In a dramatic decision after midnight, the Verona Board of Adjustment unanimously voted against a key variance needed for the proposed mixed-used development at 176 and 200 Bloomfield Avenue, effectively killing the project in its current form.
The project’s developer, DMH2 LLC of Sparta, had been before the board since last June, seeking approval of one so-called D variance and four C variances. The D variance was needed because the proposed building was to be 70% residential and 30% commercial, while Verona’s current zoning requires a 50-50 split.
Over the last 10 months, many residents of the streets bordering the project had banded together to oppose it, mounting a vocal campaign against the blasting and excavation that would need to be done to prepare the steeply wooded lots for construction. They questioned the 26-foot-high retaining walls that would have been needed in some sections of the project and the traffic that it would bring to the area.
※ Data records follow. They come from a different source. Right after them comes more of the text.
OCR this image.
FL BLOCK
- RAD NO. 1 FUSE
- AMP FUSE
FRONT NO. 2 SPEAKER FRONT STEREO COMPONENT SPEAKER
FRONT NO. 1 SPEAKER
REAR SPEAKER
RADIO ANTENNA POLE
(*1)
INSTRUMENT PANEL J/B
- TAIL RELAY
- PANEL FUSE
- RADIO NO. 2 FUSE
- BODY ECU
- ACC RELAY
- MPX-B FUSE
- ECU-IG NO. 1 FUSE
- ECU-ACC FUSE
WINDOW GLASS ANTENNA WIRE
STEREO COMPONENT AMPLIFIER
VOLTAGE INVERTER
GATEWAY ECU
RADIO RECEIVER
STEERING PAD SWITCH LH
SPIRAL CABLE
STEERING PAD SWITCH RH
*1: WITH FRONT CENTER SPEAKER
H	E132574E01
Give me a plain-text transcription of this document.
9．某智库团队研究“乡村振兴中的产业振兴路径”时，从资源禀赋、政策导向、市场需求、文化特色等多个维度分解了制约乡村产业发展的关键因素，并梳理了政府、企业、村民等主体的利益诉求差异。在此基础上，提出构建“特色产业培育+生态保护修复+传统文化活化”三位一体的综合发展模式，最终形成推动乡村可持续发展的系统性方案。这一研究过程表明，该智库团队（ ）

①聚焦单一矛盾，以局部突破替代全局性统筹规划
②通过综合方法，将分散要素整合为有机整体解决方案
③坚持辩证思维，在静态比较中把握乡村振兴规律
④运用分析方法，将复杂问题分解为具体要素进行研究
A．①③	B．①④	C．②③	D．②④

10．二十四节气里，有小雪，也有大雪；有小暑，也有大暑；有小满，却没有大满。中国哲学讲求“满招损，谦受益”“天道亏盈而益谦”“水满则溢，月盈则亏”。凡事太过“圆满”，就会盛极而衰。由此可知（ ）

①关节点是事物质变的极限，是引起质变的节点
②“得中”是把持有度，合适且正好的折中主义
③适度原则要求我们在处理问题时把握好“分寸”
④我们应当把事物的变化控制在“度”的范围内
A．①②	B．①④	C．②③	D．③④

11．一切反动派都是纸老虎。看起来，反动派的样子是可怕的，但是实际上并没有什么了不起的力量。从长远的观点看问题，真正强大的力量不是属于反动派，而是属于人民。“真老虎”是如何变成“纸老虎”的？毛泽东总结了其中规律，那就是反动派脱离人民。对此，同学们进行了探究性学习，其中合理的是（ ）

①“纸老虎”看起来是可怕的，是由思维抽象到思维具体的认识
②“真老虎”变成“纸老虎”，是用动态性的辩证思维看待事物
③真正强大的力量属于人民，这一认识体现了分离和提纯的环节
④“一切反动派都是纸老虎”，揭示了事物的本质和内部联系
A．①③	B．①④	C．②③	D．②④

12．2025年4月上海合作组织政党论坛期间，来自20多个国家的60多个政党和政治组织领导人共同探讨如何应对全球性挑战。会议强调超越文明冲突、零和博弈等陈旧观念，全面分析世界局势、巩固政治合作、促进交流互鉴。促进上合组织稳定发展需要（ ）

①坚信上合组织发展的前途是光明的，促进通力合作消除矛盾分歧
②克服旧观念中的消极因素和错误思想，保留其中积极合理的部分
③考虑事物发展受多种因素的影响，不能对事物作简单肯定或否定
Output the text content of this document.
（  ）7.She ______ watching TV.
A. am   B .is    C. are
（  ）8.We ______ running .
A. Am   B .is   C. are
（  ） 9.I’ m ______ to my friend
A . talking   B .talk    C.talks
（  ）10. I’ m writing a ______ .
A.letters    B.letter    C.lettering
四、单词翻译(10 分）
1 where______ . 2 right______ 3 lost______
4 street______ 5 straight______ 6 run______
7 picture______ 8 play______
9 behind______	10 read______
But none of that was, in the end, what swayed the board: The plan was simply not in keeping with the master zoning plan that Verona adopted in 2010.
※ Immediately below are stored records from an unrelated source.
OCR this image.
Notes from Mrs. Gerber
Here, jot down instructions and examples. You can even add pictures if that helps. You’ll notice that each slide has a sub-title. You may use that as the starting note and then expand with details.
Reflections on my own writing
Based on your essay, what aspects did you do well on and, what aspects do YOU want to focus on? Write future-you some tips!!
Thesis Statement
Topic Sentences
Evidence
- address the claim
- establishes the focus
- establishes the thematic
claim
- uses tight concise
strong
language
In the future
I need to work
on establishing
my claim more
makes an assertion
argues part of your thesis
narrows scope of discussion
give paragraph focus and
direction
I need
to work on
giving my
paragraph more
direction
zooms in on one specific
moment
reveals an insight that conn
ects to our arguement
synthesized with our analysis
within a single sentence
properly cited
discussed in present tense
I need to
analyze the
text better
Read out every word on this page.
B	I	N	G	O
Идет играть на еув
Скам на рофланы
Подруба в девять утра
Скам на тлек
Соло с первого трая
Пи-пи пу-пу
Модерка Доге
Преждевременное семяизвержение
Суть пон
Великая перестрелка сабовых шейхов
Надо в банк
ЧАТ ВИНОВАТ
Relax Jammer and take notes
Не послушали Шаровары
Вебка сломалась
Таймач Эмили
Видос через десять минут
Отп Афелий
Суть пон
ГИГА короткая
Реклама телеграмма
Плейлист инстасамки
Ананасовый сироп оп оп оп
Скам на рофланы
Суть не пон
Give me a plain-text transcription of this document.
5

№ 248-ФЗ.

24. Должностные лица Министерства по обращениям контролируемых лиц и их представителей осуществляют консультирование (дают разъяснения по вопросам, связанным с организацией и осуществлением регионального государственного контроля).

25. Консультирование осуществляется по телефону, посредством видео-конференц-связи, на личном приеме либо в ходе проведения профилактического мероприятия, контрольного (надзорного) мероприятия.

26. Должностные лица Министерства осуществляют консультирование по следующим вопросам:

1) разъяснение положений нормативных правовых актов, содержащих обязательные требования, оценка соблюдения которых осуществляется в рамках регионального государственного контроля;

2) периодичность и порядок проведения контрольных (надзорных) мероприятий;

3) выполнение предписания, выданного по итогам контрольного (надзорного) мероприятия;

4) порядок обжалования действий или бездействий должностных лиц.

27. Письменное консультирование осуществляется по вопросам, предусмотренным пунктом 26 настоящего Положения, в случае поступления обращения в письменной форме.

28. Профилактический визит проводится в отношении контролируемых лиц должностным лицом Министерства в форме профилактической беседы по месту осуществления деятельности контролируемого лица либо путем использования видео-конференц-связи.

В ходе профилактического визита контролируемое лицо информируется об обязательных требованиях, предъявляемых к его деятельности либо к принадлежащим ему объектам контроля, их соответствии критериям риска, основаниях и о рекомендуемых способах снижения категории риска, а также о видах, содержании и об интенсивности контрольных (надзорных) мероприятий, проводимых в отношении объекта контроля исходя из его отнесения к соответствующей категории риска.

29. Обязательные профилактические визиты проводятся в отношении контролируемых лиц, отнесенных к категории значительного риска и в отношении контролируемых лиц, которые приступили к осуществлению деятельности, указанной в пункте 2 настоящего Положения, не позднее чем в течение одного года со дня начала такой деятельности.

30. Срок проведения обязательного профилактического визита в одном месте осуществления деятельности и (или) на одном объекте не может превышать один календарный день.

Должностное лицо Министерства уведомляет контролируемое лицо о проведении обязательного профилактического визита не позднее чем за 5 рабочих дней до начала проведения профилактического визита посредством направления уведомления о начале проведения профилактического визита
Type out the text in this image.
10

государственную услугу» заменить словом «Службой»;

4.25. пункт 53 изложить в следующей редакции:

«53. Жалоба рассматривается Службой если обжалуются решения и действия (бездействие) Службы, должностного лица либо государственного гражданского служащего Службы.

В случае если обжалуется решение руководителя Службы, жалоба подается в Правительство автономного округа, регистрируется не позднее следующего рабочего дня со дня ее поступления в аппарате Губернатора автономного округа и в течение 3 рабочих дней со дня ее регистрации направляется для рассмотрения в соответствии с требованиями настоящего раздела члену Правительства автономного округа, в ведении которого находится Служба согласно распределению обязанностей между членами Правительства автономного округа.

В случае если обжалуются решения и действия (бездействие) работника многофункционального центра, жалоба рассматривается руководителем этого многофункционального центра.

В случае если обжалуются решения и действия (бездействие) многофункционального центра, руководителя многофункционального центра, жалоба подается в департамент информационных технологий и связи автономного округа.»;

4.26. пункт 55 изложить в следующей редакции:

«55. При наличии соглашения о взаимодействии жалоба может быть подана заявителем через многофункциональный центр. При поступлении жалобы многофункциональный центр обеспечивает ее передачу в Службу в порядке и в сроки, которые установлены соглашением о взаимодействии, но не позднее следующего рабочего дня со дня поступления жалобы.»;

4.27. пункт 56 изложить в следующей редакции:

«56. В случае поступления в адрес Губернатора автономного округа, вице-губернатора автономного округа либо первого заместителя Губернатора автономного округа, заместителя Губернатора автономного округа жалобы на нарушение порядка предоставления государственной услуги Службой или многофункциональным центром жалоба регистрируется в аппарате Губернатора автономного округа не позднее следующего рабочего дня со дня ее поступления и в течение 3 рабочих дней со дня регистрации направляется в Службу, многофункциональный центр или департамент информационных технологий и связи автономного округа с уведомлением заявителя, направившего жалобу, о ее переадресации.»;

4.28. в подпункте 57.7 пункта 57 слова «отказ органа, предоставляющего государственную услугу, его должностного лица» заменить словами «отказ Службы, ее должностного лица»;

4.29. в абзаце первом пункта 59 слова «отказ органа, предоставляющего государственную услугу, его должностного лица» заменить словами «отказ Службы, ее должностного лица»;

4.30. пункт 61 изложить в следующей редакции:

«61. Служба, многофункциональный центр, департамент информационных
“I don’t think the plan comes nearly close enough for me to say a 70-30 split is OK,” said board member Lawrence Lundy during the deliberations. Lundy took pains to point out that, as proposed, the plan was skewed toward a type of usage that the master plan seemed to expressly rule out: residential. The two lots fall in the Extended Town Center zone created by the new master plan, which favors commercial and mixed-used projects. While Verona has apartment and condominium complexes on other stretches of Bloomfield Avenue, there cannot be a residential-only project in the new zone.
Alan Trembulak, the lawyer for the developer, had tried to argue over the last 10 months–and again last night in his summation–that the large residential component made for a better project. The plan was for 14 two-bedroom rental apartments that faced away from Bloomfield Avenue towards Montclair Avenue over the commercial space. “We think that more residential is better than more retail for this site,” Trembulak said in his closing. “If you accept the neighbors’ argument, they want more residential.”
A super-majority of five of seven board members was needed to approve or deny the D variance, and as the board deliberated, opponents where visibly counting which way the votes might fall. But they were clearly stunned that all seven members in attendance–Lundy, Chairman John Denton, Vice Chairman Dan McGinley, Sean Sullivan, Michael Zichelli, Patrick Liska and Coleen D’Alessandro–voted unanimously against the D variance.
Despite the vote, the project may not be dead. The developer could appeal, come back before the board with an alternative, or simply draft a conforming plan that requires no major variances. Denton cautioned during his remarks that any plan for the site would likely involve excavation and blasting, which does not fall within the board’s jurisdiction. “We can’t judge what that might come before us,” he said. “[The current plan] maximizes the use of the property, and there is nothing wrong with that, but it does so through the deviation.”